8 Sinnes-Momente am 08.12.2024
Der 8. des Monats, an dem ich jeweils beim 8SAMMELN von meiner Atem- und Blog-Kollegin Susanne Wagner teilnehme, fällt diesen Monat auf einen Sonntag, genauer gesagt den 2. Advent Sonntag. Ich habe nur am Abend einen Termin in der Stadt, sonst ist mein Tag frei von Verpflichtungen.
Ich freue mich darauf, mich heute wieder mal ganz speziell der Achtsamkeit zuzuwenden, acht Momente mit allen Sinnen zu "sammeln" und meine Erfahrungen zu dokumentieren und zu reflektieren.
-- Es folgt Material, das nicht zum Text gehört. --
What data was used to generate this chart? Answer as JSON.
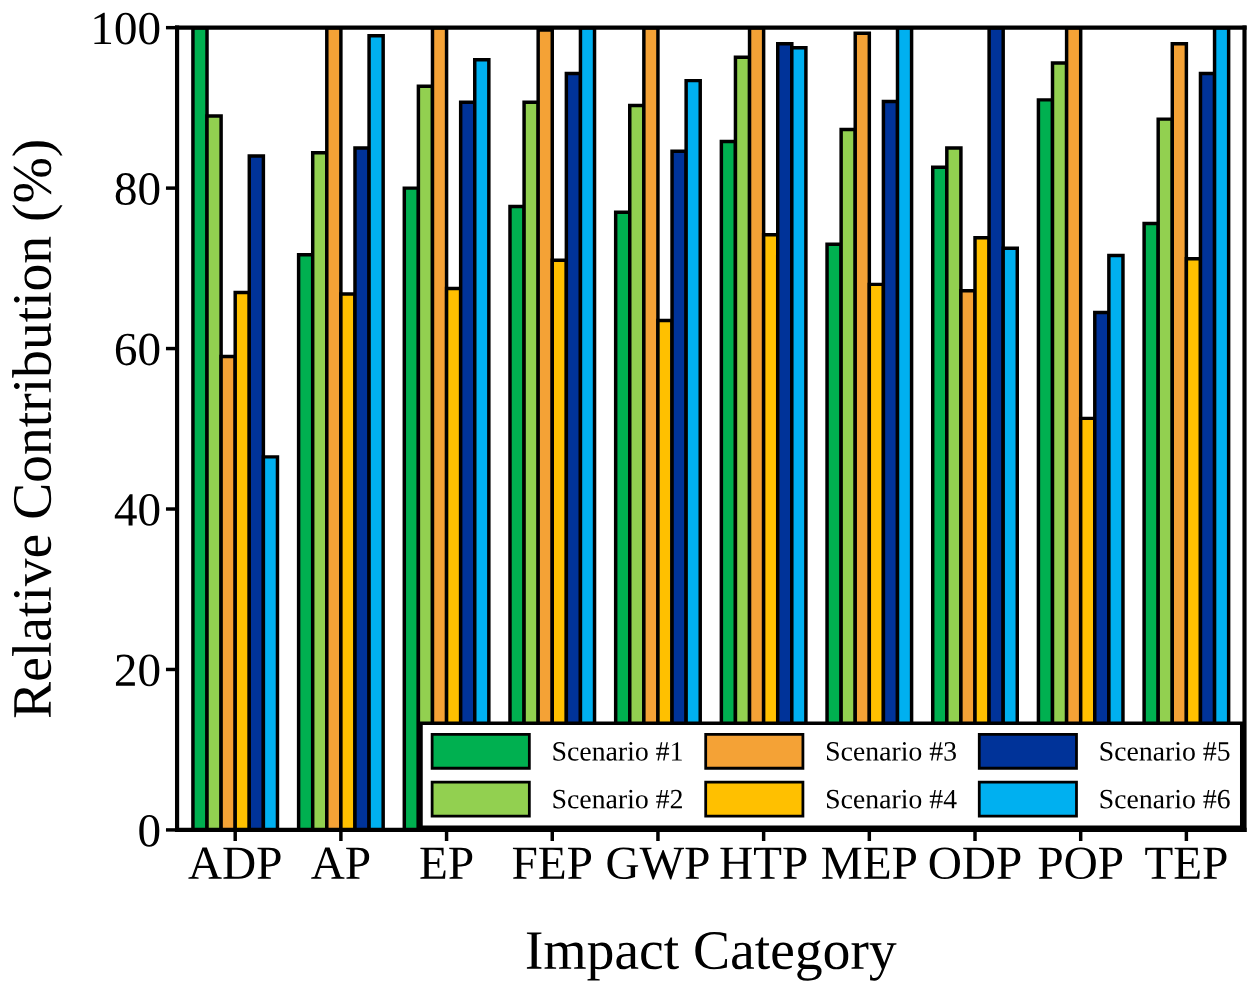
{
  "chart_data": {
    "type": "bar",
    "xlabel": "Impact Category",
    "ylabel": "Relative Contribution (%)",
    "categories": [
      "ADP",
      "AP",
      "EP",
      "FEP",
      "GWP",
      "HTP",
      "MEP",
      "ODP",
      "POP",
      "TEP"
    ],
    "series": [
      {
        "name": "Scenario #1",
        "color": "#00b050",
        "values": [
          100,
          71.7,
          80,
          77.7,
          77,
          85.8,
          73,
          82.6,
          91,
          75.6
        ]
      },
      {
        "name": "Scenario #2",
        "color": "#92d050",
        "values": [
          89,
          84.4,
          92.7,
          90.7,
          90.3,
          96.3,
          87.3,
          85,
          95.6,
          88.6
        ]
      },
      {
        "name": "Scenario #3",
        "color": "#f4a236",
        "values": [
          59,
          100,
          100,
          99.7,
          100,
          100,
          99.3,
          67.2,
          100,
          98
        ]
      },
      {
        "name": "Scenario #4",
        "color": "#ffc000",
        "values": [
          67,
          66.8,
          67.5,
          71,
          63.5,
          74.2,
          68,
          73.8,
          51.3,
          71.2
        ]
      },
      {
        "name": "Scenario #5",
        "color": "#003399",
        "values": [
          84,
          85,
          90.7,
          94.3,
          84.6,
          98,
          90.8,
          100,
          64.5,
          94.3
        ]
      },
      {
        "name": "Scenario #6",
        "color": "#00b0f0",
        "values": [
          46.5,
          99,
          96,
          100,
          93.4,
          97.5,
          100,
          72.5,
          71.6,
          100
        ]
      }
    ],
    "ylim": [
      0,
      100
    ],
    "yticks": [
      0,
      20,
      40,
      60,
      80,
      100
    ],
    "grid": false,
    "legend": "bottom right"
  }
}
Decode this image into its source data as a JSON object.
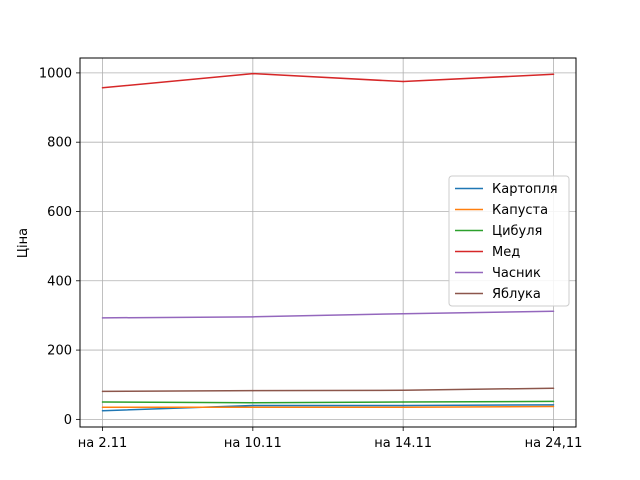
{
  "chart_data": {
    "type": "line",
    "title": "",
    "xlabel": "",
    "ylabel": "Ціна",
    "categories": [
      "на 2.11",
      "на 10.11",
      "на 14.11",
      "на 24,11"
    ],
    "ylim": [
      -22,
      1043
    ],
    "yticks": [
      0,
      200,
      400,
      600,
      800,
      1000
    ],
    "grid": true,
    "legend_position": "center-right",
    "series": [
      {
        "name": "Картопля",
        "color": "#1f77b4",
        "values": [
          25,
          40,
          40,
          42
        ]
      },
      {
        "name": "Капуста",
        "color": "#ff7f0e",
        "values": [
          35,
          35,
          35,
          37
        ]
      },
      {
        "name": "Цибуля",
        "color": "#2ca02c",
        "values": [
          50,
          48,
          50,
          52
        ]
      },
      {
        "name": "Мед",
        "color": "#d62728",
        "values": [
          957,
          998,
          975,
          996
        ]
      },
      {
        "name": "Часник",
        "color": "#9467bd",
        "values": [
          293,
          296,
          305,
          312
        ]
      },
      {
        "name": "Яблука",
        "color": "#8c564b",
        "values": [
          81,
          83,
          84,
          90
        ]
      }
    ]
  }
}
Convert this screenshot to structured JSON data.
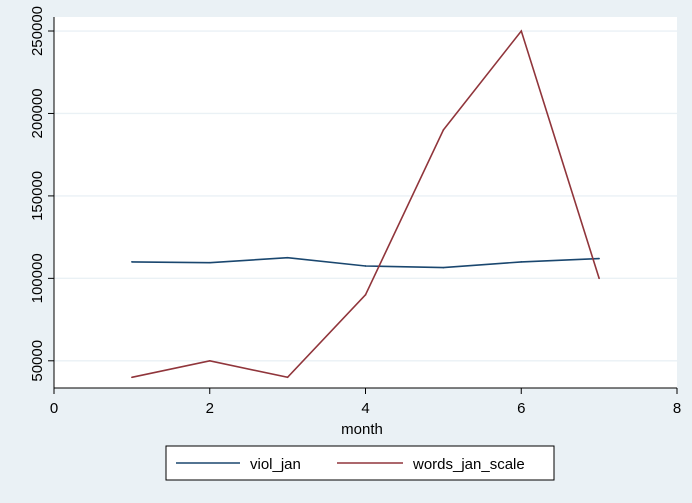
{
  "chart_data": {
    "type": "line",
    "title": "",
    "xlabel": "month",
    "ylabel": "",
    "xlim": [
      0,
      8
    ],
    "ylim": [
      33500,
      258500
    ],
    "x_ticks": [
      0,
      2,
      4,
      6,
      8
    ],
    "y_ticks": [
      50000,
      100000,
      150000,
      200000,
      250000
    ],
    "grid": "horizontal",
    "legend_position": "bottom",
    "x": [
      1,
      2,
      3,
      4,
      5,
      6,
      7
    ],
    "series": [
      {
        "name": "viol_jan",
        "color": "#1a476f",
        "values": [
          110000,
          109500,
          112500,
          107500,
          106500,
          110000,
          112000
        ]
      },
      {
        "name": "words_jan_scale",
        "color": "#90353b",
        "values": [
          40000,
          50000,
          40000,
          90000,
          190000,
          250000,
          100000
        ]
      }
    ]
  }
}
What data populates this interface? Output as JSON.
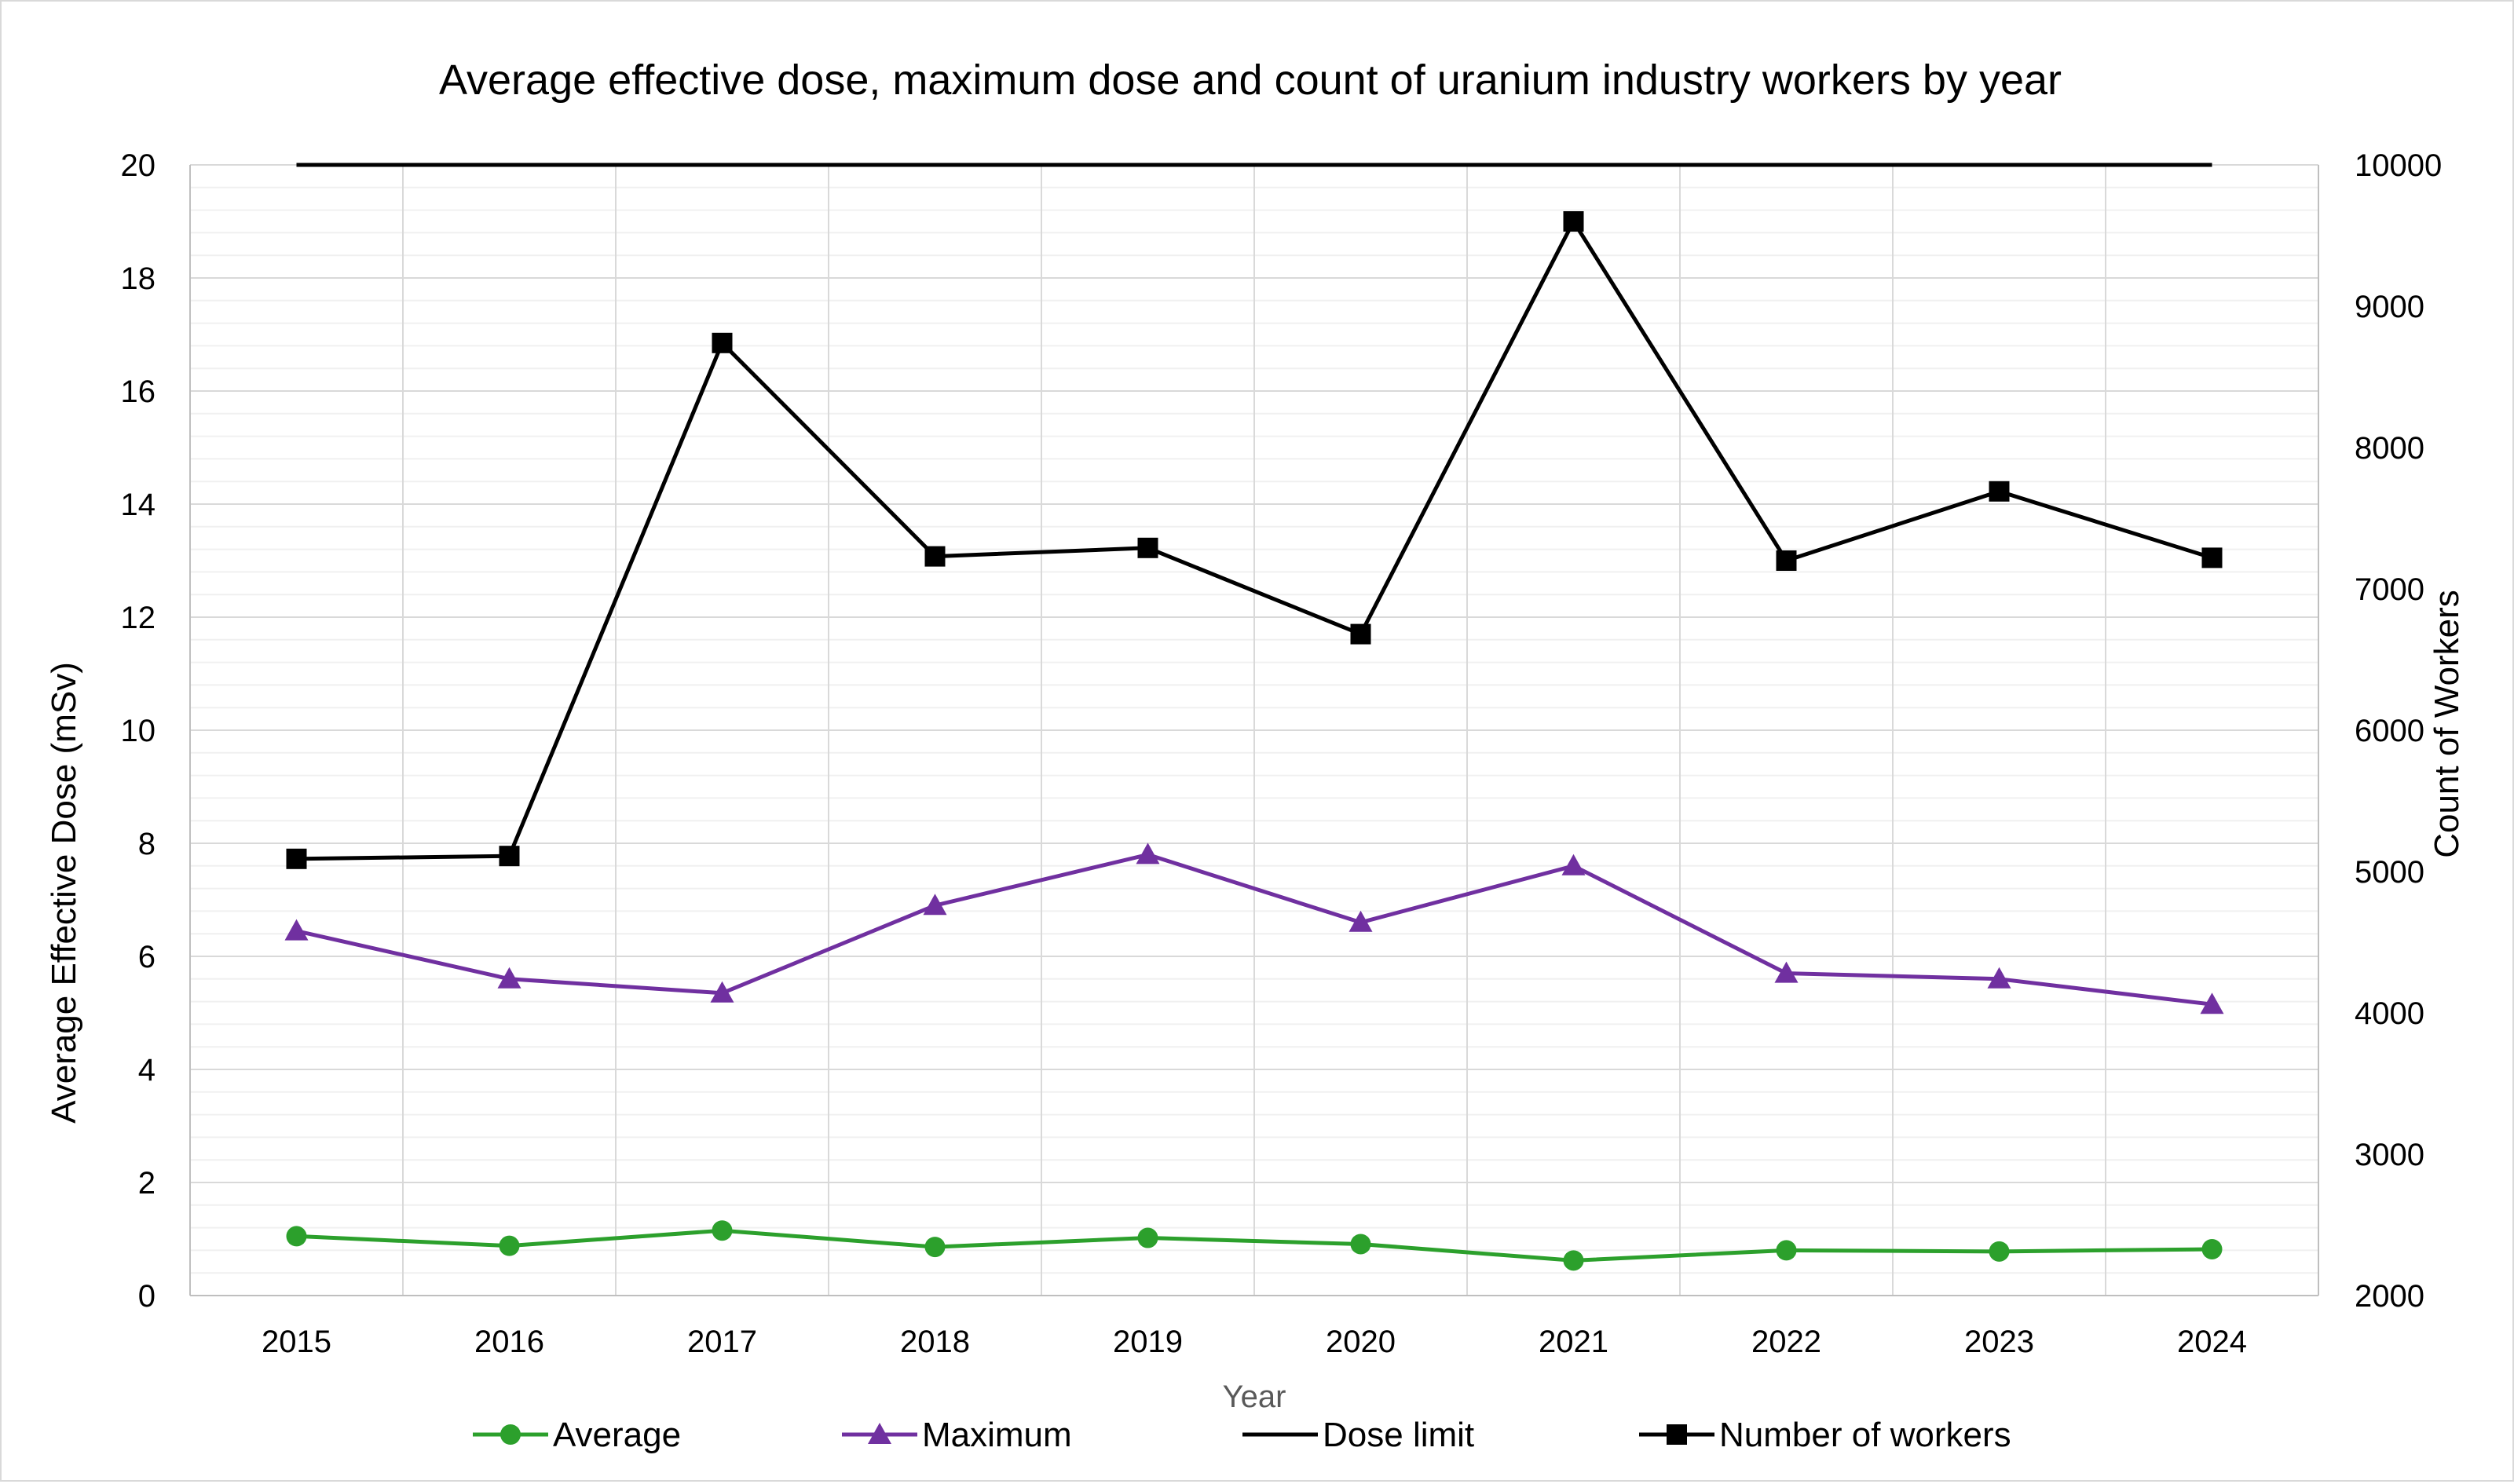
{
  "chart_data": {
    "type": "line",
    "title": "Average effective dose, maximum dose and count of uranium industry workers by year",
    "xlabel": "Year",
    "ylabel": "Average Effective Dose (mSv)",
    "y2label": "Count of Workers",
    "categories": [
      "2015",
      "2016",
      "2017",
      "2018",
      "2019",
      "2020",
      "2021",
      "2022",
      "2023",
      "2024"
    ],
    "ylim": [
      0,
      20
    ],
    "y2lim": [
      2000,
      10000
    ],
    "yticks": [
      "0",
      "2",
      "4",
      "6",
      "8",
      "10",
      "12",
      "14",
      "16",
      "18",
      "20"
    ],
    "y2ticks": [
      "2000",
      "3000",
      "4000",
      "5000",
      "6000",
      "7000",
      "8000",
      "9000",
      "10000"
    ],
    "grid": true,
    "legend_position": "bottom",
    "series": [
      {
        "name": "Average",
        "axis": "left",
        "marker": "circle",
        "color": "#2ca02c",
        "values": [
          1.05,
          0.88,
          1.15,
          0.86,
          1.02,
          0.91,
          0.62,
          0.8,
          0.78,
          0.82
        ]
      },
      {
        "name": "Maximum",
        "axis": "left",
        "marker": "triangle",
        "color": "#7030a0",
        "values": [
          6.45,
          5.6,
          5.35,
          6.9,
          7.8,
          6.6,
          7.6,
          5.7,
          5.6,
          5.15
        ]
      },
      {
        "name": "Dose limit",
        "axis": "left",
        "marker": "none",
        "color": "#000000",
        "values": [
          20,
          20,
          20,
          20,
          20,
          20,
          20,
          20,
          20,
          20
        ]
      },
      {
        "name": "Number of workers",
        "axis": "right",
        "marker": "square",
        "color": "#000000",
        "values": [
          5090,
          5110,
          8740,
          7230,
          7290,
          6680,
          9600,
          7200,
          7690,
          7220
        ]
      }
    ]
  }
}
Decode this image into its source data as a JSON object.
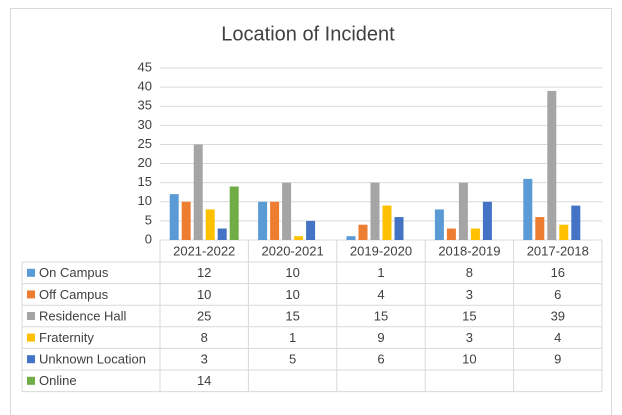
{
  "chart_data": {
    "type": "bar",
    "title": "Location of Incident",
    "categories": [
      "2021-2022",
      "2020-2021",
      "2019-2020",
      "2018-2019",
      "2017-2018"
    ],
    "series": [
      {
        "name": "On Campus",
        "color": "#5b9bd5",
        "values": [
          12,
          10,
          1,
          8,
          16
        ]
      },
      {
        "name": "Off Campus",
        "color": "#ed7d31",
        "values": [
          10,
          10,
          4,
          3,
          6
        ]
      },
      {
        "name": "Residence Hall",
        "color": "#a5a5a5",
        "values": [
          25,
          15,
          15,
          15,
          39
        ]
      },
      {
        "name": "Fraternity",
        "color": "#ffc000",
        "values": [
          8,
          1,
          9,
          3,
          4
        ]
      },
      {
        "name": "Unknown Location",
        "color": "#4472c4",
        "values": [
          3,
          5,
          6,
          10,
          9
        ]
      },
      {
        "name": "Online",
        "color": "#70ad47",
        "values": [
          14,
          null,
          null,
          null,
          null
        ]
      }
    ],
    "ylim": [
      0,
      45
    ],
    "yticks": [
      0,
      5,
      10,
      15,
      20,
      25,
      30,
      35,
      40,
      45
    ],
    "grid": true
  }
}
#1 Direkte Kommunikation zwischen Gehirn und Körper
Es ist Sonntag Morgen. Beim Erwachen dringt diese Tatsache langsam zu meinem Gehirn vor. - "Gottseidank!" - Gleichzeitig mit der Bewertung meines Gehirns geht ein entspannendes Gefühl durch meinen Körper, dabei habe ich noch nicht einmal gespürt, dass er angespannt war. Mit zunehmender Wachheit nehme ich auch meinen Körper bewusster wahr und spüre die Kontaktstellen zur Matratze und Decke. Ich geniesse das Gefühl und Wissen, liegen bleiben zu dürfen und zu können.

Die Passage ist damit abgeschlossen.